L’adolescent italien, mort en 2006 à l’âge de 15 ans, est canonisé à Rome, ce dimanche 7 septembre. Sa mère veille avec intransigeance sur le culte, de plus en plus massif, dont il fait l’objet.
Même lorsqu’ils ont vu des photos avant de venir, les pèlerins qui se pressent autour de la dépouille mortelle de Carlo Acutis, dans le sanctuaire de la Spoliation d’Assise, ne s’attendent pas à ce qu’ils découvrent : un grand jeune homme au visage poupin et à l’abondante chevelure brune, couché dans une châsse vitrée comme sur un lit.
Il n’est pas rare, dans les églises catholiques, d’entrevoir des reliques de saints. Des fragments, le plus souvent, scellés dans des boîtes plus ou moins transparentes – un doigt, une dent, un échantillon d’os, plus rarement un squelette entier. Du vieux, du très vieux même, peu parlant et donc peu susceptible d’exciter la ferveur des fidèles.
Rien de tel avec cet adolescent vêtu d’un sweat-shirt, d’un jean et chaussé de baskets – très loin du saint patron des lieux, ce moine en robe de bure qui se dépouilla de ses biens et vécut, pauvre parmi les pauvres, entre 1182 et 1226. Comme François d’Assise, pourtant, Carlo Acutis (1991-2006) est canonisé à Rome, dimanche 7 septembre, en même temps que le Turinois Pier Giorgio Frassati (1901-1925).

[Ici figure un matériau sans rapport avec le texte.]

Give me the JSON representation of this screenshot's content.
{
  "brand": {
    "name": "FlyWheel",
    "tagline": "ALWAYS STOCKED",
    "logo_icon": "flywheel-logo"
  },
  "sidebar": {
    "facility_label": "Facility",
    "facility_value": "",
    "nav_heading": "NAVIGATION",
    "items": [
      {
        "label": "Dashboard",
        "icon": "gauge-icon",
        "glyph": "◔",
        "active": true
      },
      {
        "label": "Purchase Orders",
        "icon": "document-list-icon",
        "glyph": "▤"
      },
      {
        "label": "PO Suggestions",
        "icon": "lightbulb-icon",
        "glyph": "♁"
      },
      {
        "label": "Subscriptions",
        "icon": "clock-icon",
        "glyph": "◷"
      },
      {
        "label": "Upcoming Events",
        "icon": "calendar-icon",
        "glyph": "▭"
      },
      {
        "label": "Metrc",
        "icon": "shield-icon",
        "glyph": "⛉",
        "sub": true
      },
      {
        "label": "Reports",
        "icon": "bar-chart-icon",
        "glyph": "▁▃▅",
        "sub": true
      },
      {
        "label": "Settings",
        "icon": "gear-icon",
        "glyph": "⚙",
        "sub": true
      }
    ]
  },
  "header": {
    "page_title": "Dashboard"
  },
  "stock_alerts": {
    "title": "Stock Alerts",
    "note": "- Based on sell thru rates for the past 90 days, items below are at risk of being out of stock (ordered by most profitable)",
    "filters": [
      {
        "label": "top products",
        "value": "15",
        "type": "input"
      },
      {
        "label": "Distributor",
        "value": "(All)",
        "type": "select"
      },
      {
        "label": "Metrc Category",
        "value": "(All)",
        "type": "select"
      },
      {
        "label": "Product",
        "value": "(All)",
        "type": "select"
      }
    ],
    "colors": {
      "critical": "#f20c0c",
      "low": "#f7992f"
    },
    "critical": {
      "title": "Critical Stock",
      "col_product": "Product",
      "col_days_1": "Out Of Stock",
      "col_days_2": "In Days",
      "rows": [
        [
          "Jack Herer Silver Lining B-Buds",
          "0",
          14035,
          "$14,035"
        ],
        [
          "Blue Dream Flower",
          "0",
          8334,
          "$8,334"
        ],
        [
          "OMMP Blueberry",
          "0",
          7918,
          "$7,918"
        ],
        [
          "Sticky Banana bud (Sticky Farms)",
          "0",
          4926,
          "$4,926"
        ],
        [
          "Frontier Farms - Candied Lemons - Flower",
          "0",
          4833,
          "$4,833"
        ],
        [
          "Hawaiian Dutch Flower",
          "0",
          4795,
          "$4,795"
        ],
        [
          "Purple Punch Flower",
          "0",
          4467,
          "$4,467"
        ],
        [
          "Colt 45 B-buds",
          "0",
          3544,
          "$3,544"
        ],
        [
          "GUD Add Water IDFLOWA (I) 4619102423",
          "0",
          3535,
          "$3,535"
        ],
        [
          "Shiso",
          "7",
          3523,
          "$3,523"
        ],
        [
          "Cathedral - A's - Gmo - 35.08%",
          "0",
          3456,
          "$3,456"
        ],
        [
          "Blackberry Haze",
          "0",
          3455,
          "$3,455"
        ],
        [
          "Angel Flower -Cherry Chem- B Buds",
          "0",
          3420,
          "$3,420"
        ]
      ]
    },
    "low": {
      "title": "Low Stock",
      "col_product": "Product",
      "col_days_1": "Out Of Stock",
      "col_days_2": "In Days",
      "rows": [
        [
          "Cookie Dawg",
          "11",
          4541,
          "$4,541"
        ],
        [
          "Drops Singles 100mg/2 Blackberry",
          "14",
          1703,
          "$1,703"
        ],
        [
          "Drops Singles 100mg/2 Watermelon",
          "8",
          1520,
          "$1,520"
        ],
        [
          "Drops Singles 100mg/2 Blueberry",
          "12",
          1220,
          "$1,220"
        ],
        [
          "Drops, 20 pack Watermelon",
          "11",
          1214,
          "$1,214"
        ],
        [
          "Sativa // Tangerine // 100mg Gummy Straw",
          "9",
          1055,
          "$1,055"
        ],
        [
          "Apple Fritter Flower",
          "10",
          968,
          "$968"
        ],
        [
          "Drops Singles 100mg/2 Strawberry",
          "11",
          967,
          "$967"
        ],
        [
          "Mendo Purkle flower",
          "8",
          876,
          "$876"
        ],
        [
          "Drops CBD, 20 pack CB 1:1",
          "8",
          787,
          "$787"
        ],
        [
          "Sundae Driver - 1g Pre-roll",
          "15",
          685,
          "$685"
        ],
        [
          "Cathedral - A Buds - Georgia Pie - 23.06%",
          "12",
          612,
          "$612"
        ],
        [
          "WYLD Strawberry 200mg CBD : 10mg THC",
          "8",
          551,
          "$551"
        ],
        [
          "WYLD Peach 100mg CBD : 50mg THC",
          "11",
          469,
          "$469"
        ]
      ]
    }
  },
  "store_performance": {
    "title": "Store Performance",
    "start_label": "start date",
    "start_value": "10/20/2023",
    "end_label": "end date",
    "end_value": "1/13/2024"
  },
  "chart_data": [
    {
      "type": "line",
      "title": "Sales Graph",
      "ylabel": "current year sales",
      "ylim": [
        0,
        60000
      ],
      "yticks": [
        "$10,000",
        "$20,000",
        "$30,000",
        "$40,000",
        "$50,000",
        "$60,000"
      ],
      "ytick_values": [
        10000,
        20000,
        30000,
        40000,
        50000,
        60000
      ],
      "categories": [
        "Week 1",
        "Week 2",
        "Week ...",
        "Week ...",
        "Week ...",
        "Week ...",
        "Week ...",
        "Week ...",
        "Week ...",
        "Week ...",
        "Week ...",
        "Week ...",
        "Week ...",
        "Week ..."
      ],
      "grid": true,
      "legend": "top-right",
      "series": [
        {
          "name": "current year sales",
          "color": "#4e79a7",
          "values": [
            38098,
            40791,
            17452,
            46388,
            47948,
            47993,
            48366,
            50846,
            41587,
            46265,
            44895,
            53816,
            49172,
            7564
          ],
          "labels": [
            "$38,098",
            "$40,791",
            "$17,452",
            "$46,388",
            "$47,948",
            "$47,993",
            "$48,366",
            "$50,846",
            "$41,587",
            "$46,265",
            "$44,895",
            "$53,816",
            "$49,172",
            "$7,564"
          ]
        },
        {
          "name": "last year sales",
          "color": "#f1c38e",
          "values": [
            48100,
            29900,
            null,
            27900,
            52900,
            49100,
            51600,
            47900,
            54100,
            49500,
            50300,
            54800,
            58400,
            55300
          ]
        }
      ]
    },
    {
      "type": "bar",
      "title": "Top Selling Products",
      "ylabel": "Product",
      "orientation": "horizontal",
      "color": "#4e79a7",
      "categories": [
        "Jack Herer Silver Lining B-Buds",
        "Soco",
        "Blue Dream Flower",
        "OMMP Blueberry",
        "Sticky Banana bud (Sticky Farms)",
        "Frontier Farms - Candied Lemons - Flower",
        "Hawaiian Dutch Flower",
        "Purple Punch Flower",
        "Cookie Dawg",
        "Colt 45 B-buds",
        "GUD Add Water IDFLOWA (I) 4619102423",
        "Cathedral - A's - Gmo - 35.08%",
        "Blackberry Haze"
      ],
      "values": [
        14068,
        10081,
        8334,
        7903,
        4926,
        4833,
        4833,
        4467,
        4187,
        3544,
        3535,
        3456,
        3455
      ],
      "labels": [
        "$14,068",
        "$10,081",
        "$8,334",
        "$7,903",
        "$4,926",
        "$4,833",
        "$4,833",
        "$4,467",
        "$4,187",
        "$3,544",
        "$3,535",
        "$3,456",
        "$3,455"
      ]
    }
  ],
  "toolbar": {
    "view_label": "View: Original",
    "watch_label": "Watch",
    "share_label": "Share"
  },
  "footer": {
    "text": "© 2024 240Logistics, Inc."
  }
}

Tous deux jeunes au moment de leur mort, tous deux italiens, les futurs saints ne jouissent pas de la même notoriété, loin de là. Dans le cas de Carlo Acutis, cette célébrité s’accompagne d’un culte soutenu, qui engendre des rumeurs. Celle-ci, par exemple, colportée sur Internet : lors de son exhumation, en 2019, le corps de l’adolescent aurait été intact. Faux, explique le père Marco Gaballo, recteur du sanctuaire, à l’AFP : « Il était dans un état de décomposition normal pour une région au climat sec comme celui d’Assise, mais ses organes étaient encore structurés. » Les restes ont donc fait l’objet d’un traitement, avant d’être agrémentés d’un masque et de mains en silicone, d’où le réalisme frappant de l’ensemble.
Ce « garçon au bois dormant » ne bougera pourtant plus jamais : il est mort d’une leucémie foudroyante, à l’âge de 15 ans, en 2006. Depuis, la réputation de piété de ce jeune Italien né à Londres n’a cessé de croître, d’attirer des pèlerins et de susciter des publications. Béatifié en 2020 (la dernière étape vers la sainteté), il devait être canonisé par le pape François, le 27 avril, mais la célébration a été reportée en raison de la mort du souverain pontife, six jours avant la date fixée.
Mère de Saint : une occupation inédite
La cérémonie a lieu l’année du Jubilé des jeunes, moment tout trouvé compte tenu de l’âge auquel a disparu Carlo Acutis. En réalité, les saints morts avant l’âge adulte ne sont pas une exception, comme en témoigne la vie des petits bergers de Fatima, au Portugal. La canonisation express, en revanche, est un phénomène rare : les enfants portugais ont dû attendre presque soixante-dix ans pour accéder à cet honneur.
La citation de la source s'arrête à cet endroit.